Il convient également de rappeler qu’aux termes de l’article L. 433-1 du code des procédures civiles d’exécution, « les meubles se trouvant sur les lieux sont remis, aux frais de la personne expulsée, en un lieu que celle-ci désigne ; à défaut, ils sont laissés sur place ou entreposés en un autre lieu approprié et décrits avec précision par l’huissier de justice chargé de l’exécution avec sommation à la personne expulsée d’avoir à les retirer dans un délai fixé par voie réglementaire ».

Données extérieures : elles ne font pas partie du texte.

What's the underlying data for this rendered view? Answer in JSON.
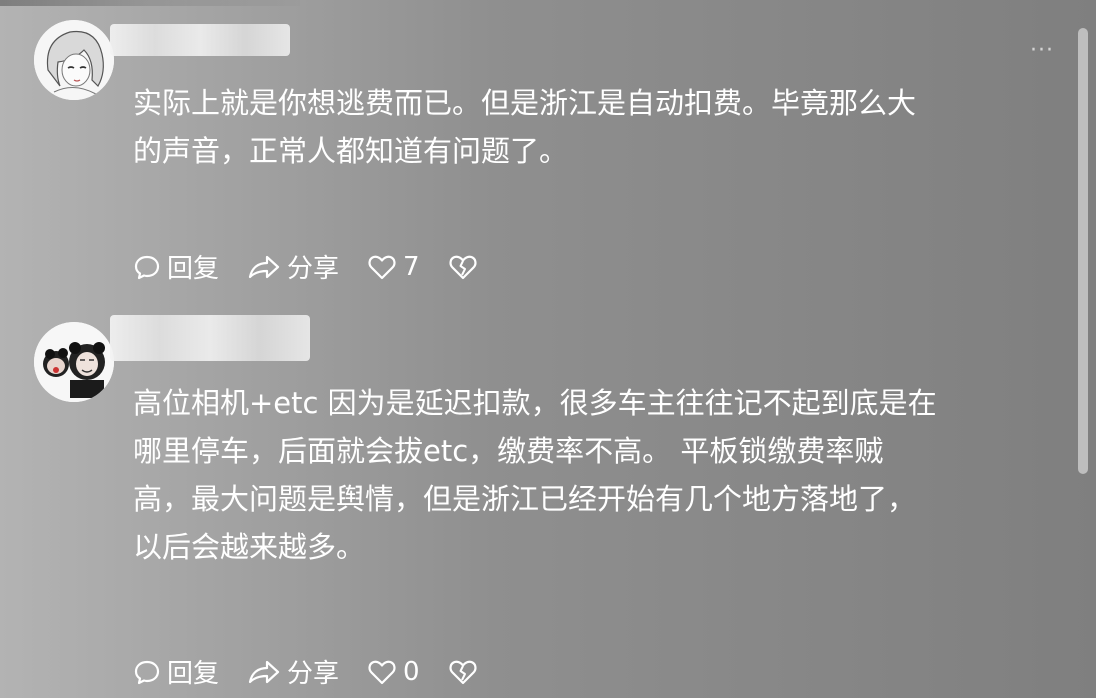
{
  "comments": [
    {
      "lines": [
        "实际上就是你想逃费而已。但是浙江是自动扣费。毕竟那么大",
        "的声音，正常人都知道有问题了。"
      ],
      "reply_label": "回复",
      "share_label": "分享",
      "like_count": "7"
    },
    {
      "lines": [
        "高位相机+etc 因为是延迟扣款，很多车主往往记不起到底是在",
        "哪里停车，后面就会拔etc，缴费率不高。 平板锁缴费率贼",
        "高，最大问题是舆情，但是浙江已经开始有几个地方落地了，",
        "以后会越来越多。"
      ],
      "reply_label": "回复",
      "share_label": "分享",
      "like_count": "0"
    }
  ],
  "icons": {
    "more": "more-dots-icon",
    "reply": "comment-bubble-icon",
    "share": "share-arrow-icon",
    "like": "heart-icon",
    "dislike": "broken-heart-icon"
  },
  "colors": {
    "text": "#ffffff",
    "background": "#8f8f8f"
  }
}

— Sur la demande en paiement de l’indemnité d’occupation
L’occupation illicite des lieux par Monsieur [E] [B] cause manifestement et nécessairement un préjudice à la SASU ACTION LOGEMENT SERVICE pour ce qui est des sommes qui ont effectivement été versées au bailleur et pour lesquelles la SASU ACTION LOGEMENT SERVICE est subrogée, que pour les indemnités d’occupations postérieures ce préjudice ne pourra être réparé par l’allocation d’une indemnité d’occupation qui sera fixée par référence au montant du loyer et des charges qui auraient été dus en cas de non-résiliation du bail que s’il est démontré par la caution que les sommes dues au titre des indemnités d’occupation ont fait l’objet d’une quittance subrogative signée par la caution et le bailleur.

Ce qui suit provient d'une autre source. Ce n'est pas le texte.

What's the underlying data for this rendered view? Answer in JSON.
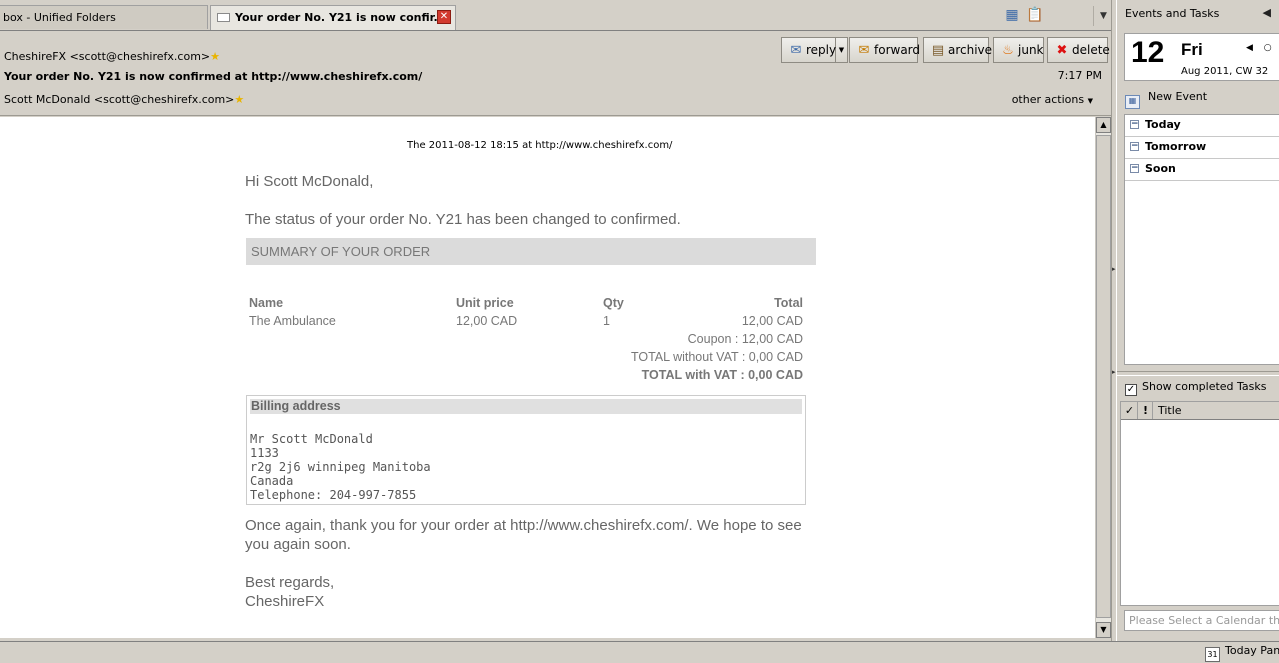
{
  "tabs": [
    {
      "label": "box - Unified Folders",
      "active": false
    },
    {
      "label": "Your order No. Y21 is now confir...",
      "active": true
    }
  ],
  "header": {
    "from": "CheshireFX <scott@cheshirefx.com>",
    "subject": "Your order No. Y21 is now confirmed at http://www.cheshirefx.com/",
    "to": "Scott McDonald <scott@cheshirefx.com>",
    "time": "7:17 PM",
    "other_actions": "other actions",
    "buttons": {
      "reply": "reply",
      "forward": "forward",
      "archive": "archive",
      "junk": "junk",
      "delete": "delete"
    }
  },
  "message": {
    "date_line": "The 2011-08-12 18:15 at http://www.cheshirefx.com/",
    "greeting": "Hi Scott McDonald,",
    "status": "The status of your order No. Y21 has been changed to confirmed.",
    "summary_title": "SUMMARY OF YOUR ORDER",
    "table": {
      "headers": [
        "Name",
        "Unit price",
        "Qty",
        "Total"
      ],
      "rows": [
        [
          "The Ambulance",
          "12,00 CAD",
          "1",
          "12,00 CAD"
        ]
      ],
      "coupon": "Coupon : 12,00 CAD",
      "total_without_vat": "TOTAL without VAT : 0,00 CAD",
      "total_with_vat": "TOTAL with VAT : 0,00 CAD"
    },
    "billing": {
      "title": "Billing address",
      "lines": [
        "Mr Scott McDonald",
        "1133",
        "r2g 2j6 winnipeg Manitoba",
        "Canada",
        "Telephone: 204-997-7855"
      ]
    },
    "thanks": "Once again, thank you for your order at http://www.cheshirefx.com/. We hope to see you again soon.",
    "regards": "Best regards,",
    "signature": "CheshireFX"
  },
  "today_pane": {
    "title": "Events and Tasks",
    "calendar": {
      "day": "12",
      "weekday": "Fri",
      "sub": "Aug 2011, CW 32"
    },
    "new_event": "New Event",
    "agenda": [
      "Today",
      "Tomorrow",
      "Soon"
    ],
    "show_completed": "Show completed Tasks",
    "tasks_title_col": "Title",
    "calendar_select_placeholder": "Please Select a Calendar that S"
  },
  "statusbar": {
    "today_pane": "Today Pan"
  }
}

Il y a donc lieu de condamner Monsieur [E] [B] au paiement de cette indemnité et ce dans les conditions fixées par le dispositif de la présente décision.
— Sur la demande en paiement de l’arriéré locatif
Il résulte de l’article 7 de la loi n°89-462 du 06 juillet 1989 ainsi que des stipulations du bail que le locataire est tenu de payer le loyer et les charges récupérables au terme convenu.

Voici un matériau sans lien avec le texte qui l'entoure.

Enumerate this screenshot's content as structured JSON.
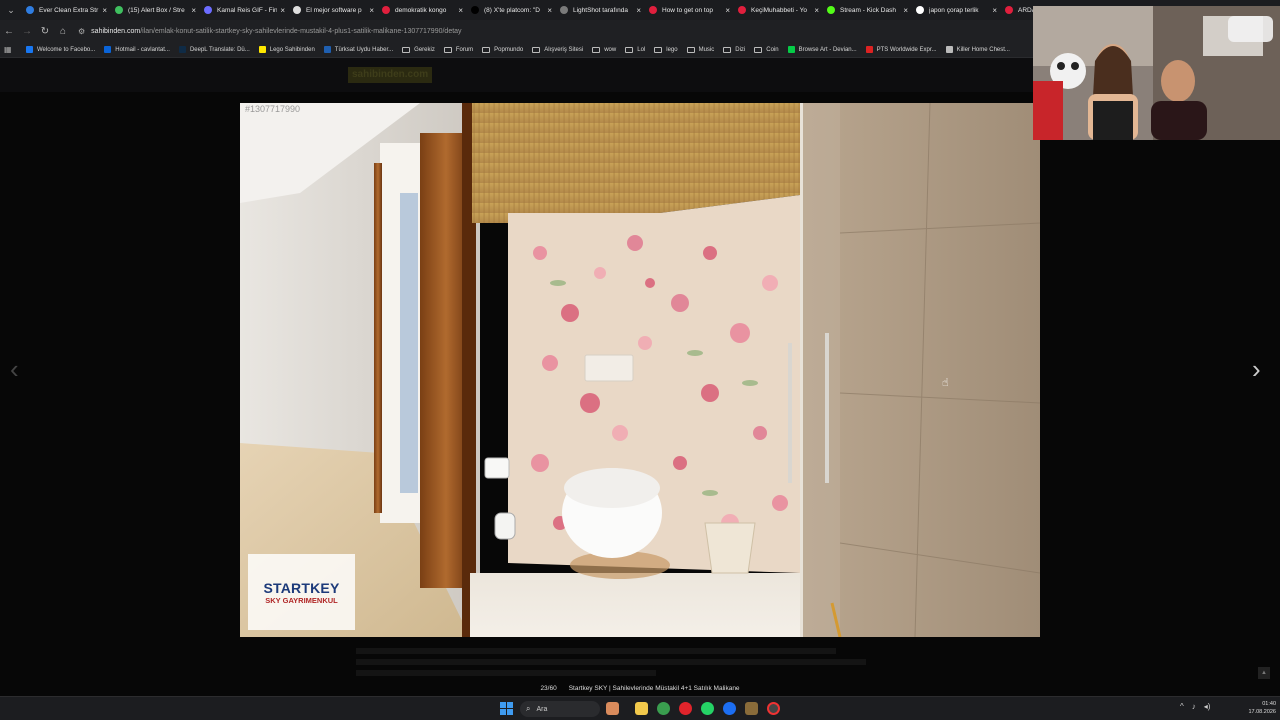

En l’espèce, la SASU ACTION LOGEMENT SERVICE verse aux débats un décompte arrêté au 29 juillet 2025 établissant l’arriéré locatif (loyers et indemnités d’occupation échus) à la somme de 5 111,80 €, elle fournit en outre la quittance subrogative signée par lequel il démontre avoir réglé en lieu et place du locataire les loyers dus.
Au vu des justificatifs fournis, la créance de la SASU ACTION LOGEMENT SERVICE est établie tant dans son principe que dans son montant.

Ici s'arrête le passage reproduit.